南 雄三さんの著書は何冊も手元にあり、建築技術という専門誌でもよく記事を目にします。
しかし、お話を聞くのは初めて。南さんのトークはなかなか面白かったです。
南さんの著書や記事で凄いと思うのは、断熱の歴史の流れや、工法の移り変わりなどの物事を上手く図示化されているということ。
建築技術に載っている記事を見ると、いつもそう思います。
南 雄三さんは、外部から見ると外張り断熱を薦めるスタンスですので、充填断熱を基本とする、室蘭工業大学の鎌田先生によく怒られるとおっしゃっていたのが面白かったです。
「そうだろうなぁ」という印象で。。
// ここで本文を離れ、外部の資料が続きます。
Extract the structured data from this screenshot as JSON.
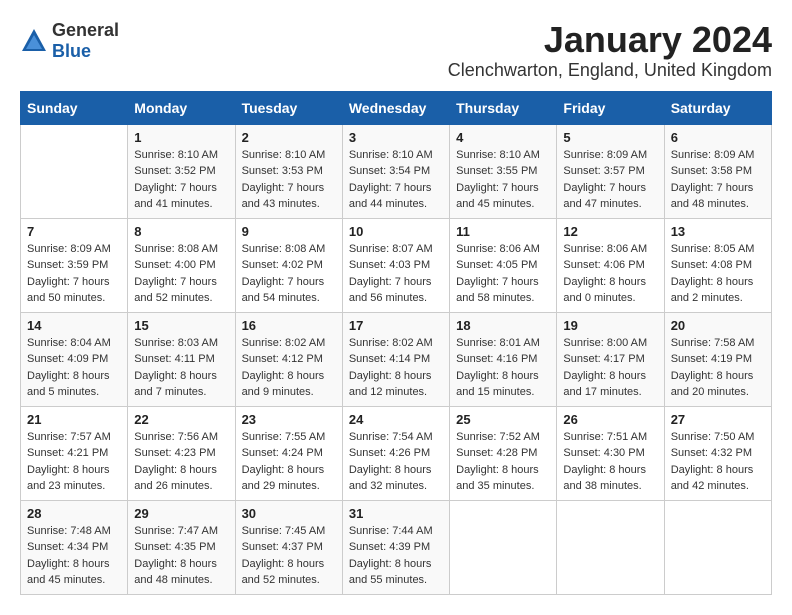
{
  "logo": {
    "general": "General",
    "blue": "Blue"
  },
  "title": "January 2024",
  "location": "Clenchwarton, England, United Kingdom",
  "weekdays": [
    "Sunday",
    "Monday",
    "Tuesday",
    "Wednesday",
    "Thursday",
    "Friday",
    "Saturday"
  ],
  "weeks": [
    [
      {
        "day": "",
        "info": ""
      },
      {
        "day": "1",
        "info": "Sunrise: 8:10 AM\nSunset: 3:52 PM\nDaylight: 7 hours\nand 41 minutes."
      },
      {
        "day": "2",
        "info": "Sunrise: 8:10 AM\nSunset: 3:53 PM\nDaylight: 7 hours\nand 43 minutes."
      },
      {
        "day": "3",
        "info": "Sunrise: 8:10 AM\nSunset: 3:54 PM\nDaylight: 7 hours\nand 44 minutes."
      },
      {
        "day": "4",
        "info": "Sunrise: 8:10 AM\nSunset: 3:55 PM\nDaylight: 7 hours\nand 45 minutes."
      },
      {
        "day": "5",
        "info": "Sunrise: 8:09 AM\nSunset: 3:57 PM\nDaylight: 7 hours\nand 47 minutes."
      },
      {
        "day": "6",
        "info": "Sunrise: 8:09 AM\nSunset: 3:58 PM\nDaylight: 7 hours\nand 48 minutes."
      }
    ],
    [
      {
        "day": "7",
        "info": "Sunrise: 8:09 AM\nSunset: 3:59 PM\nDaylight: 7 hours\nand 50 minutes."
      },
      {
        "day": "8",
        "info": "Sunrise: 8:08 AM\nSunset: 4:00 PM\nDaylight: 7 hours\nand 52 minutes."
      },
      {
        "day": "9",
        "info": "Sunrise: 8:08 AM\nSunset: 4:02 PM\nDaylight: 7 hours\nand 54 minutes."
      },
      {
        "day": "10",
        "info": "Sunrise: 8:07 AM\nSunset: 4:03 PM\nDaylight: 7 hours\nand 56 minutes."
      },
      {
        "day": "11",
        "info": "Sunrise: 8:06 AM\nSunset: 4:05 PM\nDaylight: 7 hours\nand 58 minutes."
      },
      {
        "day": "12",
        "info": "Sunrise: 8:06 AM\nSunset: 4:06 PM\nDaylight: 8 hours\nand 0 minutes."
      },
      {
        "day": "13",
        "info": "Sunrise: 8:05 AM\nSunset: 4:08 PM\nDaylight: 8 hours\nand 2 minutes."
      }
    ],
    [
      {
        "day": "14",
        "info": "Sunrise: 8:04 AM\nSunset: 4:09 PM\nDaylight: 8 hours\nand 5 minutes."
      },
      {
        "day": "15",
        "info": "Sunrise: 8:03 AM\nSunset: 4:11 PM\nDaylight: 8 hours\nand 7 minutes."
      },
      {
        "day": "16",
        "info": "Sunrise: 8:02 AM\nSunset: 4:12 PM\nDaylight: 8 hours\nand 9 minutes."
      },
      {
        "day": "17",
        "info": "Sunrise: 8:02 AM\nSunset: 4:14 PM\nDaylight: 8 hours\nand 12 minutes."
      },
      {
        "day": "18",
        "info": "Sunrise: 8:01 AM\nSunset: 4:16 PM\nDaylight: 8 hours\nand 15 minutes."
      },
      {
        "day": "19",
        "info": "Sunrise: 8:00 AM\nSunset: 4:17 PM\nDaylight: 8 hours\nand 17 minutes."
      },
      {
        "day": "20",
        "info": "Sunrise: 7:58 AM\nSunset: 4:19 PM\nDaylight: 8 hours\nand 20 minutes."
      }
    ],
    [
      {
        "day": "21",
        "info": "Sunrise: 7:57 AM\nSunset: 4:21 PM\nDaylight: 8 hours\nand 23 minutes."
      },
      {
        "day": "22",
        "info": "Sunrise: 7:56 AM\nSunset: 4:23 PM\nDaylight: 8 hours\nand 26 minutes."
      },
      {
        "day": "23",
        "info": "Sunrise: 7:55 AM\nSunset: 4:24 PM\nDaylight: 8 hours\nand 29 minutes."
      },
      {
        "day": "24",
        "info": "Sunrise: 7:54 AM\nSunset: 4:26 PM\nDaylight: 8 hours\nand 32 minutes."
      },
      {
        "day": "25",
        "info": "Sunrise: 7:52 AM\nSunset: 4:28 PM\nDaylight: 8 hours\nand 35 minutes."
      },
      {
        "day": "26",
        "info": "Sunrise: 7:51 AM\nSunset: 4:30 PM\nDaylight: 8 hours\nand 38 minutes."
      },
      {
        "day": "27",
        "info": "Sunrise: 7:50 AM\nSunset: 4:32 PM\nDaylight: 8 hours\nand 42 minutes."
      }
    ],
    [
      {
        "day": "28",
        "info": "Sunrise: 7:48 AM\nSunset: 4:34 PM\nDaylight: 8 hours\nand 45 minutes."
      },
      {
        "day": "29",
        "info": "Sunrise: 7:47 AM\nSunset: 4:35 PM\nDaylight: 8 hours\nand 48 minutes."
      },
      {
        "day": "30",
        "info": "Sunrise: 7:45 AM\nSunset: 4:37 PM\nDaylight: 8 hours\nand 52 minutes."
      },
      {
        "day": "31",
        "info": "Sunrise: 7:44 AM\nSunset: 4:39 PM\nDaylight: 8 hours\nand 55 minutes."
      },
      {
        "day": "",
        "info": ""
      },
      {
        "day": "",
        "info": ""
      },
      {
        "day": "",
        "info": ""
      }
    ]
  ]
}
。
フェノール系の断熱材は、これまで旭化成のネオマフォームがほとんど。
フェノール系断熱材のデメリットの1つに、「濡れると酸性を示す」というものがあります。
酸性ということは、ビスやクギが錆びやすくなるということです。
ロングライフを謳っている鉄骨プレハブ系のハウスメーカーは、このフェノールフォーム断熱材を鉄骨に密着させて使っていますが、「雨漏り、水漏れなどが起きた時に大丈夫なのか?」と思っています。
私は心配性なので、私が設計するとしたら密着させることはせず、鉄骨との間に何かを挟むでしょうね。
この問題から、鉄骨で外張り断熱を採用された過去のご依頼者には、フェノールフォーム断熱材ではなく、AFボードというウレタン系断熱材の採用をオススメしてきました。
今回発表されたフェノバボードは、この問題をクリア。
pH値は6ほどだということですので、他の断熱材と変わりません。
断熱材自体がもろい という問題はクリアされていませんが、酸性度の問題がクリアされたのは、大きなメリット。
ネオマフォームは、何らかの対策をしないと、シェアを取られてしまうでしょう。
前に勤務していた会社の方も会場に2名みえ、いろいろと話しましたが、既にネオマフォームからフェノバボードに切り替えたということでした。
ネオマフォームの濡れると酸性という物性に対処するため、ビスに耐錆性の高いものを採用していたくらいですから、その問題点が解決できる同じ種類の断熱材であれば、当然かも知れません。